A Second Skin for a Dynamic Adaptive Reuse Project
The metropolitan area of Seoul is made up of a huge network of minor centers that sprung up, often in parallel, to create the South Korean capital we know today. Seongnam is one of the main cities of the Seoul Capital Area, and Bundang-gu - extending prevalently along the river and the north-south axis of the major infrastructure -
is one of its wealthiest districts, boasting quality houses and the offices of Korea’s main IT companies.
Branching off perpendicularly from this linear urban fabric are minor districts squeezed between narrow valleys that lead up to the region’s still unspoiled slopes. Geumgok-dong is one such district. Turning off from the busy arterial road running southward from Seoul into one of these valley formations, the streetscape is initially a series of two/three story buildings that then give way to detached houses in ample grounds, at the end of which lie the wooded hills.
At the end of one of these roads where the last houses peter out to give way to natural vegetation, BCHO Architects have designed the adaptive reuse of two buildings whose program was initially earmarked for offices but was subsequently changed to include a series of complementary spaces.
The two adjacent three-story residential buildings already existing on the site were the first topic discussed between the architects and the client, the latter in favor of demolition and a complete newbuild. However the designers convinced him to keep the two buildings and adopt a renovation project whose hallmark would be the successful juxtaposition of old and new.
Gradually as the proposal took shape, the underlying theme of juxtaposition took on broader meanings, inducing the client to rethink the initial program even further. Key to his rethink was the on-going dynamic of change of the whole neighborhood, with the rapid appearance of cafés, recreational spaces and the arrival of small independent professional firms, a factor that convinced the client to include exhibition spaces within the program and also keep some of the building’s former activities: residential spaces and a nursery.
Old and new have been successfully combined in an extremely innovative architectural program. A red perforated sheet steel screen was wrapped around the pre-existing buildings giving them a new outer aspect. As well as creating a single unitized frontage, the new façade lends a monumental quality to the modest buildings. It also serves as a brise soleil while not hampering natural ventilation. Despite its broad expanse, the metal sheeting has a series of openings giving views onto the buildings behind, setting up a dialogue between the existing structures and the additions.

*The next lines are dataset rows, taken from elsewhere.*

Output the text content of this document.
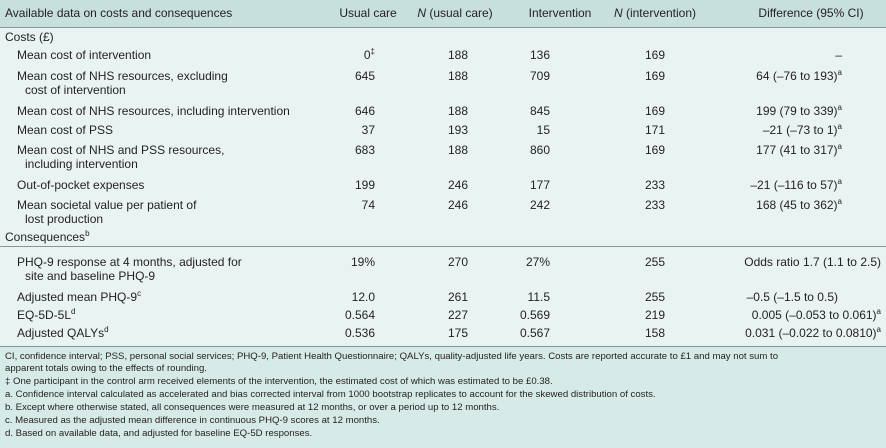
Available data on costs and consequences	Usual care	N (usual care)	Intervention	N (intervention)	Difference (95% CI)
Costs (£)
Mean cost of intervention	0‡	188	136	169	–
Mean cost of NHS resources, excluding
cost of intervention
645	188	709	169	64 (–76 to 193)$^a$
Mean cost of NHS resources, including intervention	646	188	845	169	199 (79 to 339)$^a$
Mean cost of PSS	37	193	15	171	–21 (–73 to 1)$^a$
Mean cost of NHS and PSS resources,
including intervention
683	188	860	169	177 (41 to 317)$^a$
Out-of-pocket expenses	199	246	177	233	–21 (–116 to 57)$^a$
Mean societal value per patient of
lost production
74	246	242	233	168 (45 to 362)$^a$
Consequences$^b$
PHQ-9 response at 4 months, adjusted for
site and baseline PHQ-9
19%	270	27%	255	Odds ratio 1.7 (1.1 to 2.5)
Adjusted mean PHQ-9$^c$	12.0	261	11.5	255	–0.5 (–1.5 to 0.5)
$EQ-5D-5L^d$	0.564	227	0.569	219	0.005 (–0.053 to 0.061)$^a$
Adjusted QALYs$^d$	0.536	175	0.567	158	0.031 (–0.022 to 0.0810)$^a$
CI, confidence interval; PSS, personal social services; PHQ-9, Patient Health Questionnaire; QALYs, quality-adjusted life years. Costs are reported accurate to £1 and may not sum to
apparent totals owing to the effects of rounding.
‡ One participant in the control arm received elements of the intervention, the estimated cost of which was estimated to be £0.38.
a. Confidence interval calculated as accelerated and bias corrected interval from 1000 bootstrap replicates to account for the skewed distribution of costs.
b. Except where otherwise stated, all consequences were measured at 12 months, or over a period up to 12 months.
c. Measured as the adjusted mean difference in continuous PHQ-9 scores at 12 months.
d. Based on available data, and adjusted for baseline EQ-5D responses.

The space between the metal frontage and the original masonry perimeter has been turned into communication passages and secluded outdoor green areas.
Inside, the same juxtaposition between old and new continues. The new functional program required removing some of the existing structures to allow for flexible fluid spaces.

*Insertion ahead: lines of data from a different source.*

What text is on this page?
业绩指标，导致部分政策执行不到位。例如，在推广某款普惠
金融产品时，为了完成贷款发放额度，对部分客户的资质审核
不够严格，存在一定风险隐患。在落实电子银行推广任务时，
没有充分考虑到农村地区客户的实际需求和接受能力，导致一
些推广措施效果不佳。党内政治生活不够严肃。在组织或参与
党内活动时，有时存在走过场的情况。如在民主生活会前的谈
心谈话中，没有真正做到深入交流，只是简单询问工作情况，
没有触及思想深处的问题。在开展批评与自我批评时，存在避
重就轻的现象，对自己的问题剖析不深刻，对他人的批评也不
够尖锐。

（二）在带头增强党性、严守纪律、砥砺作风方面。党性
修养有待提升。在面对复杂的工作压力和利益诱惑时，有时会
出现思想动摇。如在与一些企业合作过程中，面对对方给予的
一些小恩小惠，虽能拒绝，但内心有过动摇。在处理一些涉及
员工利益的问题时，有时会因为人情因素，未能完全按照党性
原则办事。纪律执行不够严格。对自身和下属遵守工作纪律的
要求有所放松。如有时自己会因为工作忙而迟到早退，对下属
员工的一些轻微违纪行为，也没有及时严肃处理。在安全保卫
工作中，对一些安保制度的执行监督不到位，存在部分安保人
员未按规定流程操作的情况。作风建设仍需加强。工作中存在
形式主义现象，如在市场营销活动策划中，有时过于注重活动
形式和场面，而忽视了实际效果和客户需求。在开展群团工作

The initial challenge was to reach beyond the decidedly residential feel of the original buildings. Walls, lights and window sizes were too small and unsuited to the new program. This had to be weighed, however, against the decision to maintain a sense of the buildings’ recent past. The solution was to leave in place the unrendered concrete in the sections left intact, and where new spaces were created, the edges of the demolished walls were left as a testimony of the former spatial division. The new white plasterboard partitions stand in deliberately dramatic contrast to the ponderous cement structure. In addition, instead of finishing the restructured interiors with conventional contemporary elements, the architects have created a clear contrast between the raw quality of the existing building and the lightweight delicacy of the new metal shielding.

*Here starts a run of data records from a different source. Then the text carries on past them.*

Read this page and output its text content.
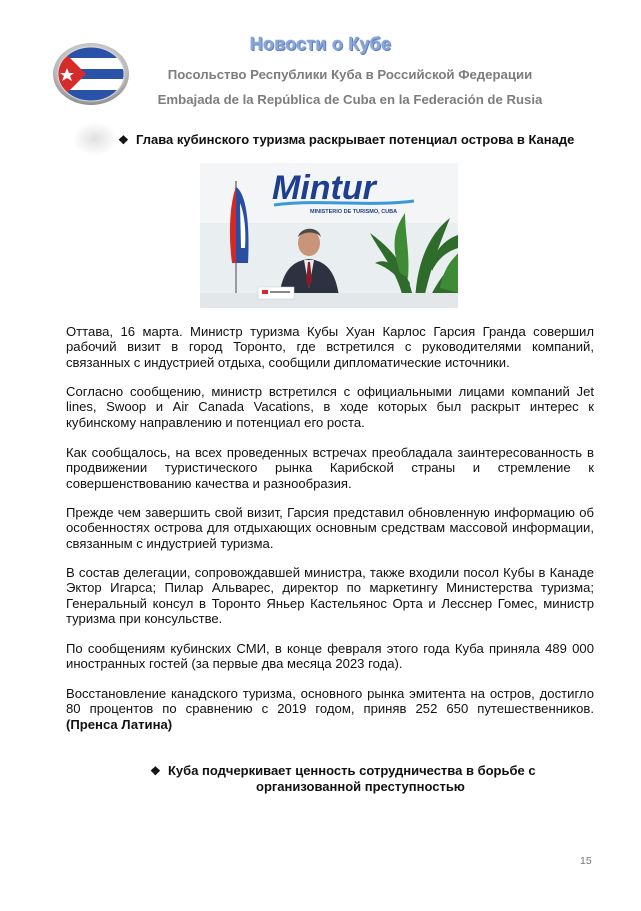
Новости о Кубе
Посольство Республики Куба в Российской Федерации
Embajada de la República de Cuba en la Federación de Rusia
❖ Глава кубинского туризма раскрывает потенциал острова в Канаде
Mintur
MINISTERIO DE TURISMO, CUBA

Оттава, 16 марта. Министр туризма Кубы Хуан Карлос Гарсия Гранда совершил рабочий визит в город Торонто, где встретился с руководителями компаний, связанных с индустрией отдыха, сообщили дипломатические источники.

Согласно сообщению, министр встретился с официальными лицами компаний Jet lines, Swoop и Air Canada Vacations, в ходе которых был раскрыт интерес к кубинскому направлению и потенциал его роста.

Как сообщалось, на всех проведенных встречах преобладала заинтересованность в продвижении туристического рынка Карибской страны и стремление к совершенствованию качества и разнообразия.

Прежде чем завершить свой визит, Гарсия представил обновленную информацию об особенностях острова для отдыхающих основным средствам массовой информации, связанным с индустрией туризма.

В состав делегации, сопровождавшей министра, также входили посол Кубы в Канаде Эктор Игарса; Пилар Альварес, директор по маркетингу Министерства туризма; Генеральный консул в Торонто Яньер Кастельянос Орта и Лесснер Гомес, министр туризма при консульстве.

По сообщениям кубинских СМИ, в конце февраля этого года Куба приняла 489 000 иностранных гостей (за первые два месяца 2023 года).

Восстановление канадского туризма, основного рынка эмитента на остров, достигло 80 процентов по сравнению с 2019 годом, приняв 252 650 путешественников. (Пренса Латина)

❖ Куба подчеркивает ценность сотрудничества в борьбе с
организованной преступностью
15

On the ground floor, the offices and exhibition area are where the program is at its most dramatically innovative. Where walls have been torn down, transparent colored screens have been erected to create a perfunctory separation of environments: temporary mobile solutions that orient circulation and functional distribution. On the upper floors, given over to residential use, the longitudinal plan has timber flooring and ceilings, while large balconies look out over the natural landscape.
The sharp eye of the architects who picked up the potential of an existing building and molded it to accommodate the client’s brief once again demonstrates how adaptive reuse and regeneration are fundamental aspects of contemporary architecture, essential to restore meaning and value especially to buildings dating from the fairly recent past.